During closing arguments to jurors Wednesday morning, Deputy Prosecutor Carson Tani said, "2004 to 2009 were the years of no hope" for the children.
They "felt trapped in a hopeless situation," Tani said.
"Normally when children are in trouble, they seek protection from their parents," he said. "But in this case, they had no solution because their father had passed away in 2004. Their mother was a drug user and didn't protect them."
During testimony that began Oct. 2 in the trial, both children said Barrios forced them into sexual acts with him at residences in Pukalani and Wailuku and during overnight camping trips when other adults weren't present. The children's mother testified that at times Barrios forced her and her daughter to perform sexual acts with him at the same time in a bedroom of their home.
For both children, the sexual assaults began when they were 8 years old, Tani said.
"These were young kids put in a serious situation with seemingly no way out," Tani said. "And yet these children coped."
The counts against Barrios include first-degree sexual assault, attempted first-degree sexual assault, kidnapping and third-degree sexual assault.
Defense attorney Jon Apo, in his closing arguments Wednesday, asked jurors to acquit Barrios of the "overzealously shotgunned charges."
"In order to find Mr. Barrios guilty of a single count of these crazy allegations, you got to presume him guilty," Apo said. "You got to ignore all the inconsistencies in the stories being passed off as evidence. You got to accept excuses for the complete lack of evidence in this case."
He said police didn't interview neighbors, teachers or counselors, and there was "not a single piece of physical evidence" in the case.
Apo said the allegations included in more than 300 jury instructions, which took all day to read Tuesday, were "meant to brainwash you" through the repetition of the phrase that "William Barrios did engage in sexual assault."
Apo said most of the testimony about the alleged sexual acts amounted to a description of the act and the number of times it occurred. "You've been given one story, then told it happened so many times a month," Apo said.
Tani said there were two incidents of sexual assault that the girl clearly remembered. One was in July 2007, as she was preparing to enter a new school, when Barrios hit her and attempted to sexually penetrate her, Tani said. He said the other incident was in July 2009 when Barrios took her and other children camping at Olowalu.
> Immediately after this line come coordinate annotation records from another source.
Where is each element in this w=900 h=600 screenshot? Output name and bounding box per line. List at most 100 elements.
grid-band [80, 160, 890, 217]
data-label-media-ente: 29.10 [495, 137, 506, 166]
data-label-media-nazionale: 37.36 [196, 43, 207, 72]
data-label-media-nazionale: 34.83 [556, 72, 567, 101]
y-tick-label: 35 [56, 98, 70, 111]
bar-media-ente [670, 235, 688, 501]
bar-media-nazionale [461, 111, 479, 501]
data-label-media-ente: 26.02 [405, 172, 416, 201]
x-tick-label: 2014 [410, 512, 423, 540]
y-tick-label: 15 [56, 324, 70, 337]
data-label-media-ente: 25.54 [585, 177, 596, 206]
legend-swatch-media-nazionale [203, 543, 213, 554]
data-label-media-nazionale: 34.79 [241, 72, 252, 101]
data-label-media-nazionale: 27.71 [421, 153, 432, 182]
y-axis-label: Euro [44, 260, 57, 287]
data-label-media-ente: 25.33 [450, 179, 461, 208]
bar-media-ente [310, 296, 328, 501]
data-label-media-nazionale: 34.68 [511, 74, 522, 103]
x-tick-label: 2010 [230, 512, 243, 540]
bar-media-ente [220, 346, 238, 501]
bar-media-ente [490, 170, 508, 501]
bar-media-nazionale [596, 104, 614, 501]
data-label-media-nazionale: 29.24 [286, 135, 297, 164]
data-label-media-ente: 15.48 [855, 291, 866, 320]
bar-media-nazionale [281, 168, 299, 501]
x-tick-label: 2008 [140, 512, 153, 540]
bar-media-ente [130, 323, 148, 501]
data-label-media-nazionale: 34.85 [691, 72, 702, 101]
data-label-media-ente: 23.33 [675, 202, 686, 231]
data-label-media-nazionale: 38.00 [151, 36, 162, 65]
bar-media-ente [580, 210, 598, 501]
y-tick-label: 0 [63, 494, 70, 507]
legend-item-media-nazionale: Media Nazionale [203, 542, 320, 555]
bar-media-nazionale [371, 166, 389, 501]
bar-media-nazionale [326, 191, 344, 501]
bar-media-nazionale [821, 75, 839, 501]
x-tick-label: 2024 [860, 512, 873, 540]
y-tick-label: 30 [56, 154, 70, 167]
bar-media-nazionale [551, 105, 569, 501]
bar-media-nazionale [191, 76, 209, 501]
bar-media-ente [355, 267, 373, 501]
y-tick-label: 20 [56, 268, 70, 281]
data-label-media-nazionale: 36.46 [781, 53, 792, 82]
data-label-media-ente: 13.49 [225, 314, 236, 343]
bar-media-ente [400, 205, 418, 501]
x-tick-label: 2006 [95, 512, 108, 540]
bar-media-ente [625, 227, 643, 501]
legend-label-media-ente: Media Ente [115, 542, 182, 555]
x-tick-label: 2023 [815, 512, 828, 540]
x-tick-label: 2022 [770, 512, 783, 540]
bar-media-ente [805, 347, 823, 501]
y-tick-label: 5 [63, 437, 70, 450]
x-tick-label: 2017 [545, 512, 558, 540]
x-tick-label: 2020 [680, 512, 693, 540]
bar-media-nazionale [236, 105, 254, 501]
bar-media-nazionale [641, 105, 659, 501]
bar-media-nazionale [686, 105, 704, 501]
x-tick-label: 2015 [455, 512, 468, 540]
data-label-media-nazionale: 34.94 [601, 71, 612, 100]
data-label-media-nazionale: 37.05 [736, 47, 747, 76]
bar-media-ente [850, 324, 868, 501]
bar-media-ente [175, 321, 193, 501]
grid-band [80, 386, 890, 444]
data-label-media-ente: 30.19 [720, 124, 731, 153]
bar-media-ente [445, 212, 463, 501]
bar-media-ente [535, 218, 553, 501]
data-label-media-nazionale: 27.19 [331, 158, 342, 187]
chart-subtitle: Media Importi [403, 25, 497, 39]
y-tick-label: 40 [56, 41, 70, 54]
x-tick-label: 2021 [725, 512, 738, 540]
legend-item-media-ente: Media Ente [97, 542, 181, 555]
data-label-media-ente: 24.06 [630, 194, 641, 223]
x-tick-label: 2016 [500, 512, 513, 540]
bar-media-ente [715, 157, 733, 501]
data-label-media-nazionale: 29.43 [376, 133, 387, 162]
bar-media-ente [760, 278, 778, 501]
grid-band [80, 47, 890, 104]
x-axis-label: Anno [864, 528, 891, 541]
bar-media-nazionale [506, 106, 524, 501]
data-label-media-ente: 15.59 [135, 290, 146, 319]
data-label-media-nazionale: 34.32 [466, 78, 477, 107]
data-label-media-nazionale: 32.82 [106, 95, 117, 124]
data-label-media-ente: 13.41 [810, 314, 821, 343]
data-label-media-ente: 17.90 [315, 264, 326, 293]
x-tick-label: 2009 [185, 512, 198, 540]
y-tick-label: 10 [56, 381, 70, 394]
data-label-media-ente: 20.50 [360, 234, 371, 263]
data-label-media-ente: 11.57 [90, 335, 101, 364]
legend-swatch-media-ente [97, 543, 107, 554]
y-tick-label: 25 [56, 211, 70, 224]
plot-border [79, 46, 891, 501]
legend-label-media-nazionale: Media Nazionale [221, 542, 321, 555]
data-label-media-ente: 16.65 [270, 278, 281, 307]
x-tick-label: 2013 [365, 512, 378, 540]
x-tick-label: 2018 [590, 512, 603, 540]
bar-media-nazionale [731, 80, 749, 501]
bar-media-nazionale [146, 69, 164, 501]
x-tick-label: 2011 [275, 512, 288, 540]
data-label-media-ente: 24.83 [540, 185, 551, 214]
Apo argued the girl's description of how the Olowalu sexual assault allegedly occurred was physically "impossible."
Barrios didn't testify during the trial.
Apo said Barrios wasn't required to present evidence to prove anything.
"Mr. Barrios' accusers are a desperate drug-induced mother living in a haze and a couple of kids who hate him for being a religious disciplinarian," Apo said.
Barrios was charged in the case after the children's mother went to police in March 2010, when Barrios wasn't on Maui, according to trial testimony. Her daughter said Barrios had threatened to hurt anyone she told and her family.
Tani said that a clinical psychologist who specializes in treating child sexual abuse victims testified that delayed disclosure of sexual abuse in young children "is the rule, not the exception."
"It's not unusual," Tani said.
Judge Rhonda Loo is presiding over the trial.